Abuse in Spanish stadiums
The Spanish phrase Bravo used was deja de hacer el mono, which can also be translated as stop playing the clown or acting the fool, and he immediately apologised for the “out of context” use of the words, but there has been understandable and considerable backlash over his comment, which comes at the same time as a group of Espanyol fans are being tried in court for hate crimes and discrimination after hurling racist abuse at Athletic forward Iñaki Williams in January 2020. And that is far from an isolated incident.

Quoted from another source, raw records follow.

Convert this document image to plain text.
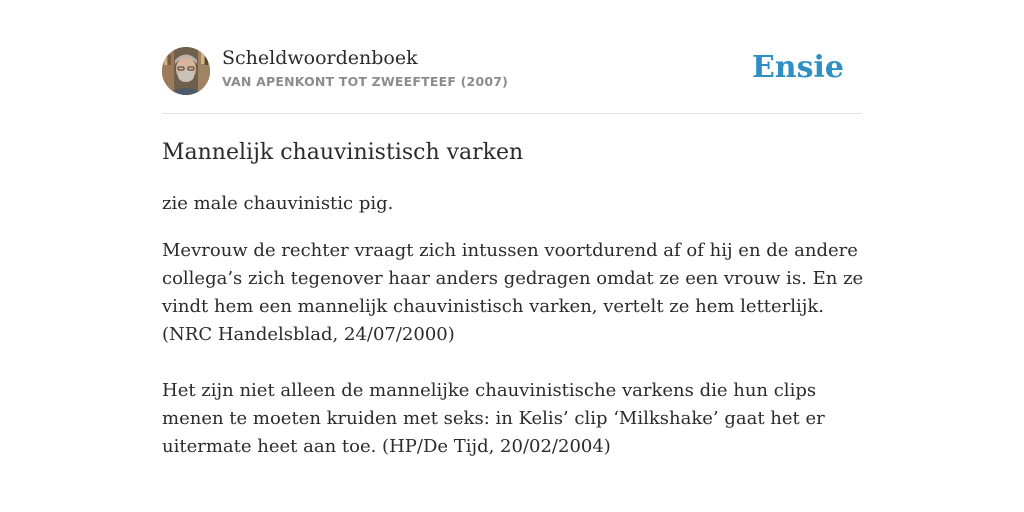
Scheldwoordenboek
VAN APENKONT TOT ZWEEFTEEF (2007)	Ensie
Mannelijk chauvinistisch varken
zie male chauvinistic pig.

Mevrouw de rechter vraagt zich intussen voortdurend af of hij en de andere collega’s zich tegenover haar anders gedragen omdat ze een vrouw is. En ze vindt hem een mannelijk chauvinistisch varken, vertelt ze hem letterlijk. (NRC Handelsblad, 24/07/2000)

Het zijn niet alleen de mannelijke chauvinistische varkens die hun clips menen te moeten kruiden met seks: in Kelis’ clip ‘Milkshake’ gaat het er uitermate heet aan toe. (HP/De Tijd, 20/02/2004)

Vinicius was on the end of abuse during a Clásico in October 2021 and in Son Moix, home of Real Mallorca, in March 2022. Nico Williams, brother of Iñaki who has just been called up for Spain, received racist insults at Betis’ Villamarín stadium that same month and San José Earthquakes defender Carlos Akapo was abused at Granada’s Los Cármenes stadium while playing for Cádiz last February.
Bravo issued a clarification on social media, saying he used the “monkey” expression to say Vinicius was “doing stupid things.”

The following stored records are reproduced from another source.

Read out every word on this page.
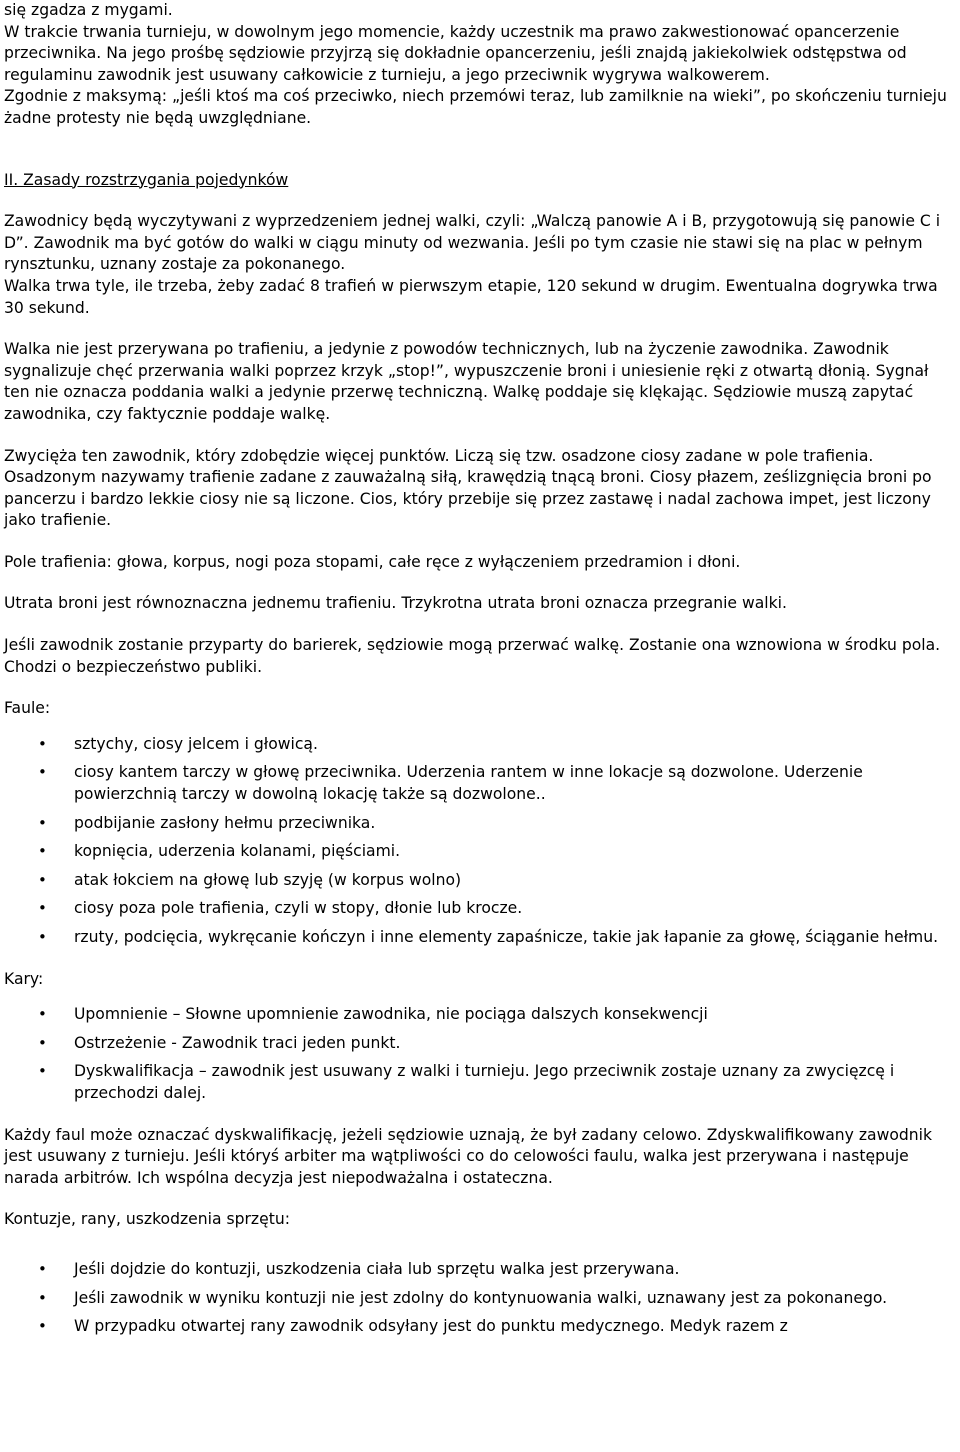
się zgadza z mygami.

W trakcie trwania turnieju, w dowolnym jego momencie, każdy uczestnik ma prawo zakwestionować opancerzenie przeciwnika. Na jego prośbę sędziowie przyjrzą się dokładnie opancerzeniu, jeśli znajdą jakiekolwiek odstępstwa od regulaminu zawodnik jest usuwany całkowicie z turnieju, a jego przeciwnik wygrywa walkowerem.

Zgodnie z maksymą: „jeśli ktoś ma coś przeciwko, niech przemówi teraz, lub zamilknie na wieki”, po skończeniu turnieju żadne protesty nie będą uwzględniane.

II. Zasady rozstrzygania pojedynków

Zawodnicy będą wyczytywani z wyprzedzeniem jednej walki, czyli: „Walczą panowie A i B, przygotowują się panowie C i D”. Zawodnik ma być gotów do walki w ciągu minuty od wezwania. Jeśli po tym czasie nie stawi się na plac w pełnym rynsztunku, uznany zostaje za pokonanego.

Walka trwa tyle, ile trzeba, żeby zadać 8 trafień w pierwszym etapie, 120 sekund w drugim. Ewentualna dogrywka trwa 30 sekund.

Walka nie jest przerywana po trafieniu, a jedynie z powodów technicznych, lub na życzenie zawodnika. Zawodnik sygnalizuje chęć przerwania walki poprzez krzyk „stop!”, wypuszczenie broni i uniesienie ręki z otwartą dłonią. Sygnał ten nie oznacza poddania walki a jedynie przerwę techniczną. Walkę poddaje się klękając. Sędziowie muszą zapytać zawodnika, czy faktycznie poddaje walkę.

Zwycięża ten zawodnik, który zdobędzie więcej punktów. Liczą się tzw. osadzone ciosy zadane w pole trafienia. Osadzonym nazywamy trafienie zadane z zauważalną siłą, krawędzią tnącą broni. Ciosy płazem, ześlizgnięcia broni po pancerzu i bardzo lekkie ciosy nie są liczone. Cios, który przebije się przez zastawę i nadal zachowa impet, jest liczony jako trafienie.

Pole trafienia: głowa, korpus, nogi poza stopami, całe ręce z wyłączeniem przedramion i dłoni.

Utrata broni jest równoznaczna jednemu trafieniu. Trzykrotna utrata broni oznacza przegranie walki.

Jeśli zawodnik zostanie przyparty do barierek, sędziowie mogą przerwać walkę. Zostanie ona wznowiona w środku pola. Chodzi o bezpieczeństwo publiki.

Faule:

• sztychy, ciosy jelcem i głowicą.
• ciosy kantem tarczy w głowę przeciwnika. Uderzenia rantem w inne lokacje są dozwolone. Uderzenie powierzchnią tarczy w dowolną lokację także są dozwolone..
• podbijanie zasłony hełmu przeciwnika.
• kopnięcia, uderzenia kolanami, pięściami.
• atak łokciem na głowę lub szyję (w korpus wolno)
• ciosy poza pole trafienia, czyli w stopy, dłonie lub krocze.
• rzuty, podcięcia, wykręcanie kończyn i inne elementy zapaśnicze, takie jak łapanie za głowę, ściąganie hełmu.

Kary:

• Upomnienie – Słowne upomnienie zawodnika, nie pociąga dalszych konsekwencji
• Ostrzeżenie - Zawodnik traci jeden punkt.
• Dyskwalifikacja – zawodnik jest usuwany z walki i turnieju. Jego przeciwnik zostaje uznany za zwycięzcę i przechodzi dalej.

Każdy faul może oznaczać dyskwalifikację, jeżeli sędziowie uznają, że był zadany celowo. Zdyskwalifikowany zawodnik jest usuwany z turnieju. Jeśli któryś arbiter ma wątpliwości co do celowości faulu, walka jest przerywana i następuje narada arbitrów. Ich wspólna decyzja jest niepodważalna i ostateczna.

Kontuzje, rany, uszkodzenia sprzętu:

• Jeśli dojdzie do kontuzji, uszkodzenia ciała lub sprzętu walka jest przerywana.
• Jeśli zawodnik w wyniku kontuzji nie jest zdolny do kontynuowania walki, uznawany jest za pokonanego.
• W przypadku otwartej rany zawodnik odsyłany jest do punktu medycznego. Medyk razem z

“I want to clarify that the expression ‘playing the monkey’ that I have misused to qualify Vinicius’ goal celebration dance was done metaphorically,” he said. “Since my intention was not to offend anyone, I sincerely apologize. I am sorry!”
World football comes out in support of Vinicius
Vinicius has also received criticism from other quarters for an apparent lack of respect towards opponents but Bravo’s comments on a popular television show that attracts an audience of varied age ranges was the straw that broke the camel’s back. Real Madrid have threatened legal action. Players from across the world, including at Atlético Madrid, have offered their support and told Vinicius to “keep dancing.” It was a topic at almost every press conference ahead of this weekend’s Liga games and Brazilian public figures including Pelé and Lula da Silva have weighed in.
“Football is joy. It’s a dance. It’s a real party. Although racism still exists, we will not allow that to stop us from continuing to smile,” Pelé wrote on Twitter.
Vinicius: “The dancing is not mine alone”
Vinicius, meanwhile, has said he has no intention of curtailing his celebrations. “My dances celebrate the cultural diversity of the world. Accept it, respect it, I’m not going to stop,” he wrote on Instagram. “Weeks ago, some people started to criticize my dancing. But the dancing is not mine alone. They belong to Ronaldinho, Neymar, Paquetá, Griezmann, João Félix, Matheus Cunha... Brazilian funk singers and samba dancers, Latin reggaeton singers, Black Americans. They are dances to celebrate the cultural diversity of the world. They say that happiness bothers. The happiness of a black Brazilian being successful in Europe bothers much more. But my will to win, my smile and the sparkle in my eyes are much bigger than that.”